Army role in fighting Maoists

New Delhi, June 01: The question is no longer ‘ whether’ the army will be deployed in the Maoist- dominated Bastar region of Chhattisgarh, the buzz in the South Block is ‘ when’. While army sources confirm that the force is involved in ‘ contingency planning’ as “ it does in all cases of potential crisis”, they are not willing to divulge details about the nature of such planning.

During the recent Army Commanders’ Conference — the first by General V. K. Singh since taking over two months ago — the central command was given a responsibility to do a ‘ presentation’ on the Maoist situation in its zone of operations.

Following that, the director general of military operations, in his update, is also believed to have described the country’s security conditions with respect to the Maoist situation.

In army circles, serious talks have begun about the kind of forces to be deployed in the troubled areas and what would be their role.

Sources said that the current thinking is to deploy battalions of Rashtriya Rifles withdrawn from Kashmir and the North- East.

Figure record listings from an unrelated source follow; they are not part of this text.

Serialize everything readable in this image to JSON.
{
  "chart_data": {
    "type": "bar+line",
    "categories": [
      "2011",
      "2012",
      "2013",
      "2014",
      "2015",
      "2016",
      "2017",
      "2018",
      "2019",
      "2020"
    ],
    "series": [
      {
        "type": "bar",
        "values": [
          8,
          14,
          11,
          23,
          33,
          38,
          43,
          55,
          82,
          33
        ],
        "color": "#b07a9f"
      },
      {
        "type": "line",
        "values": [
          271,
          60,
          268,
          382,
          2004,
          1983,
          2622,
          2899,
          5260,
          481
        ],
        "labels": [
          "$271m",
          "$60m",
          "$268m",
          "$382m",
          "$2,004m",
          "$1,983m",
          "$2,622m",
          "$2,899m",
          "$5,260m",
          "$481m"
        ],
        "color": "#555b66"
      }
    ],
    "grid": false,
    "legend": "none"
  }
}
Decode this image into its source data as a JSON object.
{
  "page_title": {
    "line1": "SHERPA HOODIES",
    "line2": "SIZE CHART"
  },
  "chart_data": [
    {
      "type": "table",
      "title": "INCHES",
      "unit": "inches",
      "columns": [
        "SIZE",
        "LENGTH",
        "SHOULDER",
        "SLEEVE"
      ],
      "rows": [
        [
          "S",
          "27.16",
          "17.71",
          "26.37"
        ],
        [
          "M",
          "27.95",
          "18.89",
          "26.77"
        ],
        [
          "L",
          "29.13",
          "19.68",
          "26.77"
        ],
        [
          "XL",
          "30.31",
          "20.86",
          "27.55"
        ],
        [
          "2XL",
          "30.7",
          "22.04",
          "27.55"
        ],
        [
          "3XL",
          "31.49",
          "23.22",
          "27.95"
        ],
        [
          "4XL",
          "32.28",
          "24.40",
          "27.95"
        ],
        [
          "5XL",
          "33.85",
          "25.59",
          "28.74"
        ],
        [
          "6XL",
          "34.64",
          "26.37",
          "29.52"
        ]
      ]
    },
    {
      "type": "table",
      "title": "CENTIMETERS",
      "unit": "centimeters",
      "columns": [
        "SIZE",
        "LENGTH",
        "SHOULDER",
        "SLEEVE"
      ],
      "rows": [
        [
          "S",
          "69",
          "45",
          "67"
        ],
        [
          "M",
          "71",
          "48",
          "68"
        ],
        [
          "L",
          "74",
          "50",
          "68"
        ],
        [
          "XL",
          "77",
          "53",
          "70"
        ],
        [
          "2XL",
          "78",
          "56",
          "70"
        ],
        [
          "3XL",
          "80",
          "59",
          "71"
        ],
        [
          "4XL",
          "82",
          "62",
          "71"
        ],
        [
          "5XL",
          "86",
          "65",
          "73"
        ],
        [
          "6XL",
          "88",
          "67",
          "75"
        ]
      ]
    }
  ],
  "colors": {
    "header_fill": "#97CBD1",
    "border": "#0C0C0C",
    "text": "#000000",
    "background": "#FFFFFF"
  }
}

The role being envisaged could match the task the army performed during the Naxalite movement in West Bengal in the late 1960s and mid- 1970s.

At that time, the army held route marches as a show of strength, undertook road opening tasks, facilitated the operations of police and central paramilitary forces like the CRPF, BSF and the Eastern Frontier Rifles, and also “ generally raise the level of confidence of the people”. All this while, the army had been underpinning its role in anti- Maoist operation in terms of the training it was providing to the paramilitary forces.

To date, it has trained about 47,000 personnel and is willing to expand the activity to raise the number.

But it is becoming clear to the army that this level of involvement needs to be enlarged. One of the key worries of the force is in terms of resources that would be needed to quell the Maoist uprising.